U.S. Treasury yields were mixed as the 10-year increased and ended the week at 1.36%, whereas the 30-year declined and ended the week at 1.91%. The combination of lower yields and risk aversion was favorable for long duration government and corporate bonds as both recorded solid gains for the week. Intermediate-term government bonds were the worst performing segment. Investment grade corporate bonds ended the week with yields above 2.0% and high yield corporate bonds are yielding nearly 4.6%.

Macroeconomic Data

Economic data released during the week was generally better than expected and was headlined by inflation data that shows signs of easing. The Labor Department announced that consumer price inflation dropped for the second consecutive month in August. After reaching 0.9% in June, the figures in July and August have come back down to 0.5% and 0.3% respectively.

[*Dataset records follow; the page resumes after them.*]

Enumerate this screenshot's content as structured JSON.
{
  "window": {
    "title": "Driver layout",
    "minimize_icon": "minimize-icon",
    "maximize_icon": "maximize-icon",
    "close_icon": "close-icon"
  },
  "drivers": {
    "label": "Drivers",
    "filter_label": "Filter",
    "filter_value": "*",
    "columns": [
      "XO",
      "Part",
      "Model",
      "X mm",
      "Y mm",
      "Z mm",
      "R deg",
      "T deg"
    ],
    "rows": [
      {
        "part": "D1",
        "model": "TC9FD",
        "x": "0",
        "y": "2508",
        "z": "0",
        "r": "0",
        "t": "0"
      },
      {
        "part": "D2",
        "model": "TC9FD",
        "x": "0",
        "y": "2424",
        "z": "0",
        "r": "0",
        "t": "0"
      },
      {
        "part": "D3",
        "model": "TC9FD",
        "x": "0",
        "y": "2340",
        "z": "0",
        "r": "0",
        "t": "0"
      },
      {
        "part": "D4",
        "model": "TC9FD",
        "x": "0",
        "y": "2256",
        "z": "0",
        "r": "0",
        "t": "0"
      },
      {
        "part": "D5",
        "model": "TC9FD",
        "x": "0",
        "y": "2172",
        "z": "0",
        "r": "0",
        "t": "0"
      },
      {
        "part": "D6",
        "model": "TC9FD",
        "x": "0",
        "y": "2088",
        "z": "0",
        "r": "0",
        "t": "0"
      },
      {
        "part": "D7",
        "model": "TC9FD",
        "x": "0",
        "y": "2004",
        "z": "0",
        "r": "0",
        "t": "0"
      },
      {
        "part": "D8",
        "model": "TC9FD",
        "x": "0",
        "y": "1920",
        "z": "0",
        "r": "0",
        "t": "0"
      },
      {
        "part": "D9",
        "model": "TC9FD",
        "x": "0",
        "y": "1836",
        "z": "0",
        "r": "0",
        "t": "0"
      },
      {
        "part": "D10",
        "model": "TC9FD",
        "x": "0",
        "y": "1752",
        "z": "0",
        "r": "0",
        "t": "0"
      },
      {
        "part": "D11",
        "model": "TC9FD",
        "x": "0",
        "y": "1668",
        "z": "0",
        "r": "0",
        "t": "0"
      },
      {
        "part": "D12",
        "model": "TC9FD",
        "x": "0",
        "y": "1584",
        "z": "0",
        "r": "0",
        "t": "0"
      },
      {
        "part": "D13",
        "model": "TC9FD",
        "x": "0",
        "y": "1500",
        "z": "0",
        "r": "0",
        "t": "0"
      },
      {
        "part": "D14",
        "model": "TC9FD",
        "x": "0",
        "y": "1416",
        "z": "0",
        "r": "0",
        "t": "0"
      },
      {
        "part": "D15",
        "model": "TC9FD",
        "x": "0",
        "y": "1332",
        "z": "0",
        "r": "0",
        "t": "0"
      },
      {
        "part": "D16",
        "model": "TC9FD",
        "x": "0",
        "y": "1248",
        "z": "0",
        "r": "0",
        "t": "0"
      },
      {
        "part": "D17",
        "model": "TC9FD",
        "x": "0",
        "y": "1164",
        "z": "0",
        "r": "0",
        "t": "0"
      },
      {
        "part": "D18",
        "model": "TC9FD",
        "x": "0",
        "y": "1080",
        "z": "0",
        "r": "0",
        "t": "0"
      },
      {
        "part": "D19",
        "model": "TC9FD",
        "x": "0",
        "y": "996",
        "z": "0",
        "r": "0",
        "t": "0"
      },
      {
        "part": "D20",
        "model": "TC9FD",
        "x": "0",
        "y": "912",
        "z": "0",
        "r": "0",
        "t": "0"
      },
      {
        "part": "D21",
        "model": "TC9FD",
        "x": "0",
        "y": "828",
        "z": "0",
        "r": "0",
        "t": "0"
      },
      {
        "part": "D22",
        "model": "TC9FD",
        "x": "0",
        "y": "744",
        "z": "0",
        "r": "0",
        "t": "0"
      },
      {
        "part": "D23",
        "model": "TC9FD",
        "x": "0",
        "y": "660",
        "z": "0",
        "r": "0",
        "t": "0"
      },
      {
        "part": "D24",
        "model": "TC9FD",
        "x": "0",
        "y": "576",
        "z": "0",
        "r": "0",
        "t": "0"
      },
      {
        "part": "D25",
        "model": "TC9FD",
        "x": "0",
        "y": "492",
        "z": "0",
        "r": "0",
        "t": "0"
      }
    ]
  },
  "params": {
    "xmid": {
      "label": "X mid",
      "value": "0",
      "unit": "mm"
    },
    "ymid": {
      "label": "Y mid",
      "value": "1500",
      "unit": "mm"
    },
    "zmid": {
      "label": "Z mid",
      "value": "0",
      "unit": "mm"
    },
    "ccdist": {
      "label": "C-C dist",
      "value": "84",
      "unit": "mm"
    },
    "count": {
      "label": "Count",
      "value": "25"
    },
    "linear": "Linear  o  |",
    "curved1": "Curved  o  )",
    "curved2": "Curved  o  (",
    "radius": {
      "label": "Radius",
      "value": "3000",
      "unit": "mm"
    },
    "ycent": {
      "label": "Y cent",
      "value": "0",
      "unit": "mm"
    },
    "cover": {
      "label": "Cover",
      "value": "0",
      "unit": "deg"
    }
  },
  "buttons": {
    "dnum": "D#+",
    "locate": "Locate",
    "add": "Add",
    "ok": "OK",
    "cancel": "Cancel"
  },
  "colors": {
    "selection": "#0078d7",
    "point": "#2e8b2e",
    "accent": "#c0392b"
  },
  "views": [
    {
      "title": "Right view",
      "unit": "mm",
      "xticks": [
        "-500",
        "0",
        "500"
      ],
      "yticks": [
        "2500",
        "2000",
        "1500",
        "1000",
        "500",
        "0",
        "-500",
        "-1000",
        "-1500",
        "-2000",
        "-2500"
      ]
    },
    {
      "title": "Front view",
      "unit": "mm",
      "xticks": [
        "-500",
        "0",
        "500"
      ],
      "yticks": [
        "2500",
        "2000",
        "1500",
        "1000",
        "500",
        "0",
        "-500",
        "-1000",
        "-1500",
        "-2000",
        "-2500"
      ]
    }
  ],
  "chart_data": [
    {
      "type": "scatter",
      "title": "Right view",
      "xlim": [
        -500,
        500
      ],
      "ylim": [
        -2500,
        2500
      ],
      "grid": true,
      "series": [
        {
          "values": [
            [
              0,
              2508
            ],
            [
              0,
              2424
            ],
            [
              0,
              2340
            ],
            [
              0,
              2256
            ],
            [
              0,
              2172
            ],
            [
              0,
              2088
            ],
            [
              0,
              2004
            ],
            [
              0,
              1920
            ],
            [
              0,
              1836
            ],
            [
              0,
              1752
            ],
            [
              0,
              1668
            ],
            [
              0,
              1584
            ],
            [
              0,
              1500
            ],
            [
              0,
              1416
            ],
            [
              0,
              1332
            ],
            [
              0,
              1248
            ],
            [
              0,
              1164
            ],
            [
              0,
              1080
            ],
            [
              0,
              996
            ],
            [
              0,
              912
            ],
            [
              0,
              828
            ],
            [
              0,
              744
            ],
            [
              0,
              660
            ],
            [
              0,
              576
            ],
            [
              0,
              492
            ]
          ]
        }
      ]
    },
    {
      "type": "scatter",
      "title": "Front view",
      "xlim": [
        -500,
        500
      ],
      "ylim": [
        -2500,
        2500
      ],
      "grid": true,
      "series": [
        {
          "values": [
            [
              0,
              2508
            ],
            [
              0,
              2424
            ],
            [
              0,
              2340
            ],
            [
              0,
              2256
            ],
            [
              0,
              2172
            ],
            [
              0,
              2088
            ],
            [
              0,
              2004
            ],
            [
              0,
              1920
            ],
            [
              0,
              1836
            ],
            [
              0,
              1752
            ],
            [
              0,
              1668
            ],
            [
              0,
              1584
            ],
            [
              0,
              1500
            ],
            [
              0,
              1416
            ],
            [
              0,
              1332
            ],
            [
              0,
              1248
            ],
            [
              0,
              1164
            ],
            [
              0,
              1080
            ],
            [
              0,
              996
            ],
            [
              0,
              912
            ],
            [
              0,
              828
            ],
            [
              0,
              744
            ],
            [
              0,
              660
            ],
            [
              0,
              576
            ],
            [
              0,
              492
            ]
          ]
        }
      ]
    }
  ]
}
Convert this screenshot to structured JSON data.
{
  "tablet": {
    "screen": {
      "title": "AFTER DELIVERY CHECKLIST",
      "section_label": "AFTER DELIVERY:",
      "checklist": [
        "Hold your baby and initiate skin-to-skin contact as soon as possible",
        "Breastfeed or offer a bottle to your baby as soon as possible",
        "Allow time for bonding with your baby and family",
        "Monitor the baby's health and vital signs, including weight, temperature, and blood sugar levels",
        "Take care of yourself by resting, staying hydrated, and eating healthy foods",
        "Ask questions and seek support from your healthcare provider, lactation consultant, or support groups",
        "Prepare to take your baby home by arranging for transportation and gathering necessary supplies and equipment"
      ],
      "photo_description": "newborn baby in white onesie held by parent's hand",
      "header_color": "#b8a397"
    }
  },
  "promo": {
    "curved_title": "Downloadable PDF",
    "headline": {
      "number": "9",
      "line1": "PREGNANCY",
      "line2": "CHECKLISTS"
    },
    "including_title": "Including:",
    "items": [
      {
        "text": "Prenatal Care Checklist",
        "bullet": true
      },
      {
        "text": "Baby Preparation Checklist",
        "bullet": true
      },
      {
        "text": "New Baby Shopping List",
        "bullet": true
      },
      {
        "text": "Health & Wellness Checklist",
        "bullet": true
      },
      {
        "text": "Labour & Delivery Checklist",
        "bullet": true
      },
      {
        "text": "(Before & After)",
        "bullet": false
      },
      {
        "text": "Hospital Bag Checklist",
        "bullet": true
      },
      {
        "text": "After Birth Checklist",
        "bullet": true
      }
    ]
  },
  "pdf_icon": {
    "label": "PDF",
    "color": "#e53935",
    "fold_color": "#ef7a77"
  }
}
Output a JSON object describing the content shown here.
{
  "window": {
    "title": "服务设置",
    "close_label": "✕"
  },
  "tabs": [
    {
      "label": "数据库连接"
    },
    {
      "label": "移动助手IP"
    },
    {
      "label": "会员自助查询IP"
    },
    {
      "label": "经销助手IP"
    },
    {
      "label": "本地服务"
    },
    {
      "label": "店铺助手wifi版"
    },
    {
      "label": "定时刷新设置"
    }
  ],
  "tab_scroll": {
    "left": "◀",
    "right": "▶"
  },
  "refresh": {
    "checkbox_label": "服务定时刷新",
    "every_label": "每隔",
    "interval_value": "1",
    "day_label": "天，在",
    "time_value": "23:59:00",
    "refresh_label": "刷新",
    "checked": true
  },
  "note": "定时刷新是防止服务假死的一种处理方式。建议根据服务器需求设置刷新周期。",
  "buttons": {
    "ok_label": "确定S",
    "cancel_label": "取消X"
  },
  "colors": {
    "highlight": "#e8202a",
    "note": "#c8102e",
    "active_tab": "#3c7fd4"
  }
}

The year-over-year growth rate remains elevated at 5.3% but also declined compared to the prior month of 5.4%. After excluding food and energy, the year-over-year core inflation rate fell from 4.3% to 4.0%. Retail sales increased 0.7% in August, rebounding from a drop in July and were better than expected. Excluding autos, the gains were even stronger, up 1.8% with strong demand across a wide range of products. Weekly jobless claims rose to 332,000 yet remains near the recovery low.